|41.| Ingin Dimengerti

38 5 0
                                    

Seorang gadis dalam balutan piyama warna biru dongker sedang berbaring dengan posisi telentang di atas kasur. Waktu menunjukkan pukul 20.40 dan Raya baru saja selesai mengerjakan tugas sekolah. Ia meminta bantuan Yana untuk menghalau makhluk-makhluk yang terus berdatangan dan mengganggunya. Sebenarnya teman-teman Raya saja bisa, tapi power mereka tidak cukup kuat untuk melindungi Raya. Terlebih, tidak ada Lilac si setan gemoy yang menjadi ketua genk mereka.

Helaan nafas berat menguar dari saluran pernapasan Raya. Bola matanya mengarah ke langit-langit kamar dengan tatapan gamang.

"Lilac, kamu beneran mau ninggalin aku?"

Sedih. Raya selalu merasa dadanya terhimpit saat mengingat sahabatnya itu. Rasanya, sudah lama Raya tidak mendengar celotehan menyebalkan yang biasa Lilac lontarkan. Lilac memang bisa pergi dari Raya saat sosok itu sudah menemukan bagian tubuhnya yang hilang, seperti yang pernah Lilac katakan. Tapi, Raya tak menyangka waktunya akan secepat ini. Padahal Raya sudah lama memutuskan untuk tidak mencari keberadaan bola mata Lilac, sebab Raya tidak ingin ada perpisahan.

Dering ponsel yang tergeletak tepat di samping kirinya membuat Raya menoleh. Senyuman manis lantas terlukis saat melihat siapa nama penelepon itu.

"Belum tidur, Ay?"

Masih dengan posisi telentang, Raya menjawab, "Belum. Tumben banget Kakak telepon malam-malam, ada apa?"

Dokter Cakra mendengus pelan di seberang sana. "Emang nggak boleh saya telepon tunangan saya sendiri?"

Raya tertawa ngakak. "Boleh aja, sih. Cuma ya, tumben aja. Biasanya juga langsung nyamperin."
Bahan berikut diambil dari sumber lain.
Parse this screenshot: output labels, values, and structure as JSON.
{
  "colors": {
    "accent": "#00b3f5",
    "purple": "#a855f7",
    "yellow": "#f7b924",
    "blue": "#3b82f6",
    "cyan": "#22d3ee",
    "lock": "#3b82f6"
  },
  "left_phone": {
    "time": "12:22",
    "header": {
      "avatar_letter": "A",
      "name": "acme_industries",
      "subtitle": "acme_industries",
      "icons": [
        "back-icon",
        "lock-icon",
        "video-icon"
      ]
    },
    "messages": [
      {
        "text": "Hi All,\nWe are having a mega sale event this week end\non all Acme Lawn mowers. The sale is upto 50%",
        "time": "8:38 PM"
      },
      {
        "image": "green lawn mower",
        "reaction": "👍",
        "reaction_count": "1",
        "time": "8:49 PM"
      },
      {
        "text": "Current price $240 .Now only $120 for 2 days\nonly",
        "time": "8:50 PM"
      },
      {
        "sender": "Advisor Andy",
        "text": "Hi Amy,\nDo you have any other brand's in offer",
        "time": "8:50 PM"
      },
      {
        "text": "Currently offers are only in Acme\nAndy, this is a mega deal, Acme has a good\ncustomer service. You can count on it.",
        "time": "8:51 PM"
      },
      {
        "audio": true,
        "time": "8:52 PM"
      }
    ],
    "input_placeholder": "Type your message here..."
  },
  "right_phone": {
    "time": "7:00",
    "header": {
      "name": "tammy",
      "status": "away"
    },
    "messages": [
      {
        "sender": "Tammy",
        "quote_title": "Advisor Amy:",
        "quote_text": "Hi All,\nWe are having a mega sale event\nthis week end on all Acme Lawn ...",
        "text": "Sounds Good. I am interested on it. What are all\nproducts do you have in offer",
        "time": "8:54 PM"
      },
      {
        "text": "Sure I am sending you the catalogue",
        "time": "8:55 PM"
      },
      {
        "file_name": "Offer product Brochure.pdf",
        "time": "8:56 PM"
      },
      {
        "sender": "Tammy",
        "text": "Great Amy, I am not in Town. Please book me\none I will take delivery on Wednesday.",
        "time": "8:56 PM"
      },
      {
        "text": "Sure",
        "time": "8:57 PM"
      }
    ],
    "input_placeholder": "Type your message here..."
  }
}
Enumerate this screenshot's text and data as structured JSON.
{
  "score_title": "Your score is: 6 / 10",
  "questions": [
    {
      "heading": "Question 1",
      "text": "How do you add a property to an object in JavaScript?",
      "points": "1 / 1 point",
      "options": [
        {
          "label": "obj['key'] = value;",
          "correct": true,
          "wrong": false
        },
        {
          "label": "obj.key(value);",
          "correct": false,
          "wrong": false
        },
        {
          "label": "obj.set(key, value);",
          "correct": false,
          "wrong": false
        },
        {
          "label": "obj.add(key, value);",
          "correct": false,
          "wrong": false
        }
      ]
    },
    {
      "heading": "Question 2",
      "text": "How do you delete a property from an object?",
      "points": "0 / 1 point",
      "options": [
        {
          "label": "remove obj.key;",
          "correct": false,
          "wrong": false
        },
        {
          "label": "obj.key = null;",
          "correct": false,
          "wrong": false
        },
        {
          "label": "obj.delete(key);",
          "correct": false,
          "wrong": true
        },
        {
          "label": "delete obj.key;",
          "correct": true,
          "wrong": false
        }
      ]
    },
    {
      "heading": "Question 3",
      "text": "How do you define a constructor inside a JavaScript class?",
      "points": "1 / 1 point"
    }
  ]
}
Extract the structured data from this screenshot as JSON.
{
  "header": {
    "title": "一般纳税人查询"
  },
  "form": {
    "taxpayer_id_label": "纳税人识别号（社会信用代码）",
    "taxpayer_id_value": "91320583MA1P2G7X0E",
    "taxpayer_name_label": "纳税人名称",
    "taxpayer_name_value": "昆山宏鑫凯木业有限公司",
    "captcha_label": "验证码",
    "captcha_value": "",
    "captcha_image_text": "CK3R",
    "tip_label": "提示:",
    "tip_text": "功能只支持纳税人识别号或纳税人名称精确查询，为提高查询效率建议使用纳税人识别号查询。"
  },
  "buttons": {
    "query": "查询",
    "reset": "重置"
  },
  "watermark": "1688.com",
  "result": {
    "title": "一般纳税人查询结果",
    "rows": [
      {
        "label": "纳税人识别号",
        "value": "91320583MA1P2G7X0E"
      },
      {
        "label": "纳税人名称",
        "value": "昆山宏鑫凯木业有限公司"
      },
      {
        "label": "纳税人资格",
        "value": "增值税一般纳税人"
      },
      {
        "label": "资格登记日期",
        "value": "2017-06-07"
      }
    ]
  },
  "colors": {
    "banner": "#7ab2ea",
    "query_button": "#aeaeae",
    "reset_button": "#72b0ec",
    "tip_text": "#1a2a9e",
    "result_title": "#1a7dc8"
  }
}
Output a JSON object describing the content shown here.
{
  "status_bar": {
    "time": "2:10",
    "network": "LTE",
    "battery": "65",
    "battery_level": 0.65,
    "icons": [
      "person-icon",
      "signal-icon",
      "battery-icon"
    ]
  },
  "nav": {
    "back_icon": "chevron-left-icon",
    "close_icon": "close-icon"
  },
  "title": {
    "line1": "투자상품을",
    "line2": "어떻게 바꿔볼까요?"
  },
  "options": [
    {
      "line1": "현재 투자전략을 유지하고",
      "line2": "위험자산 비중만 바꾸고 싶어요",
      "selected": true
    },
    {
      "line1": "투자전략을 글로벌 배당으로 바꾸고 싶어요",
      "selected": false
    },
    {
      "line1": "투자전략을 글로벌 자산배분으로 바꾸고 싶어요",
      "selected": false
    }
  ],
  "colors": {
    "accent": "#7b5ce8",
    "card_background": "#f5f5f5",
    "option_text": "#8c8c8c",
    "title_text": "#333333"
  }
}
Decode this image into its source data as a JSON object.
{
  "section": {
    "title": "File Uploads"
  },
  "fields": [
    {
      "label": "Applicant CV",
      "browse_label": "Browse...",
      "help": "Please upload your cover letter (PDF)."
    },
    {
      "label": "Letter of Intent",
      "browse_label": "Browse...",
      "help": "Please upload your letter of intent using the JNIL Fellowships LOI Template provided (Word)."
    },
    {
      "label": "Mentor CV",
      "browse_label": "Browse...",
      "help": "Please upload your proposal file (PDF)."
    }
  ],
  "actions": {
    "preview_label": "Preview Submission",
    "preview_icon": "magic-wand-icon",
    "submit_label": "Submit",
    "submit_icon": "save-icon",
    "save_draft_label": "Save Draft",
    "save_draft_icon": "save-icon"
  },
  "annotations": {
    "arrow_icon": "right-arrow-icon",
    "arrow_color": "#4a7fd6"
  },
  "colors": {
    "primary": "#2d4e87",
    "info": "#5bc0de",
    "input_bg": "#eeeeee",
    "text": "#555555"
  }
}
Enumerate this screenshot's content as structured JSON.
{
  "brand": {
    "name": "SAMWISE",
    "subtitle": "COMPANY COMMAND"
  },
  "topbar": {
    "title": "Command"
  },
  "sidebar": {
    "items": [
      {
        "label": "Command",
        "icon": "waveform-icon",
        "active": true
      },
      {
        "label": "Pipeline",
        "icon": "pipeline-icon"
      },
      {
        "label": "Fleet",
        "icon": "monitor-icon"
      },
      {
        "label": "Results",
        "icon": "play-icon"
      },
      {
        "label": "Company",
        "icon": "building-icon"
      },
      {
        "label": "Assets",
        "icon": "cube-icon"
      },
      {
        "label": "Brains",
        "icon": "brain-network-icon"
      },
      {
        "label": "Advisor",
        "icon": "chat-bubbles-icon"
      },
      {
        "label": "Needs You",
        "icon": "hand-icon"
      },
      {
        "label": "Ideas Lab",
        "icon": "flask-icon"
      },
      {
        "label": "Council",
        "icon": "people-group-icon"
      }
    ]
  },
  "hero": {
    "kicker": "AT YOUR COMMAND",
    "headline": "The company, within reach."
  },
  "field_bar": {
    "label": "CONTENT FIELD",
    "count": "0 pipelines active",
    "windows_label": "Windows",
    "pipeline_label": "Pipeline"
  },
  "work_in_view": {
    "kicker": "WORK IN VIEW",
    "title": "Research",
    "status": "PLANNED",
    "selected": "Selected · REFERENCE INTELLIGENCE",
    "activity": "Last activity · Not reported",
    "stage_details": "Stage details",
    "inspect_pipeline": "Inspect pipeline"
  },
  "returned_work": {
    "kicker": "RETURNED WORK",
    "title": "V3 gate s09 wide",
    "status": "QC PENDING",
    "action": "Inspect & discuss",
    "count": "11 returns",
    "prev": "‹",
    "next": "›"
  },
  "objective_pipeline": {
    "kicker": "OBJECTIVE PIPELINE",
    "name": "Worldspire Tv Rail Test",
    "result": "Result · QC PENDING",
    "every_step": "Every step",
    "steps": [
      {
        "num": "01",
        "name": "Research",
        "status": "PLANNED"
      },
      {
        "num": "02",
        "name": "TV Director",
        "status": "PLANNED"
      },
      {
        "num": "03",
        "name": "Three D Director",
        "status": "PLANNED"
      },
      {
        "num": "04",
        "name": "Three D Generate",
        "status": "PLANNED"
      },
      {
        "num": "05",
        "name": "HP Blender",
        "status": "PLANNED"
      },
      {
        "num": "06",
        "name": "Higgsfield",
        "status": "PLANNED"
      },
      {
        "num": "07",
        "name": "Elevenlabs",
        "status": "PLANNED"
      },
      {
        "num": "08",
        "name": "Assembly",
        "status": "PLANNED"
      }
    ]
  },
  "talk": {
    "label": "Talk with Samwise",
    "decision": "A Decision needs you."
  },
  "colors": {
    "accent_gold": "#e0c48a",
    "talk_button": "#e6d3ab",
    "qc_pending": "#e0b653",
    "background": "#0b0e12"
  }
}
"Ya udah, saya ke rumah kamu sekarang."

Kalimat itu sontak membuat Raya terduduk cepat. "EH! JANGAN! Ini tuh udah malam ya, Kak! Main dateng-dateng aja. Nanti dimarahin papa gimana? Malah Kak Aka nggak boleh main ke rumah lagi lho. Mau?"

Terdengar suara tawa menggelegar di seberang sana. Kening Raya mengernyit heran. Memangnya ada yang lucu? "Malah ketawa," gerutunya.

"Habis kamu lucu banget." Dokter Cakra menghabiskan sisa tawanya. "Ya udah kalau gitu, tidur gih. Udah malam ini."

"Iya. Kakak juga tidur, ya."

Usai memastikan sambungan telepon terputus, Raya meletakkan ponselnya di atas nakas. Gadis itu meraih selimut yang semula terlipat rapi di ujung kasur, bersiap untuk tidur. Senyum Raya seolah otomatis terbit saat ia mengingat momen romantis bersama Dokter Cakra hari ini. Lebih tepatnya, saat di kasir minimarket.

Beberapa menit mengantri, kini giliran Raya membayar belanjaannya di kasir. Alisnya bertaut heran saat melihat beberapa barang yang tidak ia ambil, tapi ada di keranjang.

"Ini punya kakak?" tanya Raya sambil menatap Dokter Cakra. Tangannya bergerak mengambil satu-persatu barang dari dalam keranjang untuk dibayar.

"Bukan. Punya kamu semua."

"Perasaan aku nggak ambil."

"Kamu mau ambil, tapi ragu. Ya udah saya aja."

Raya tertawa. "Tumben peka."

Dokter Cakra mendesah kecewa mendengar respon Raya. "Timbin piki."

"Dih! Siapa yang ngajarin gitu?" Ekspresi terkejut tercetak jelas membingkai wajah cantik Raya.

"Kamu. Nggak inget tiap saya nasihatin selalu bilang, 'nyenyenyenye'?"

Telak. Raya hanya bisa membalas Dokter Cakra dengan senyuman nyengir seolah tanpa dosa.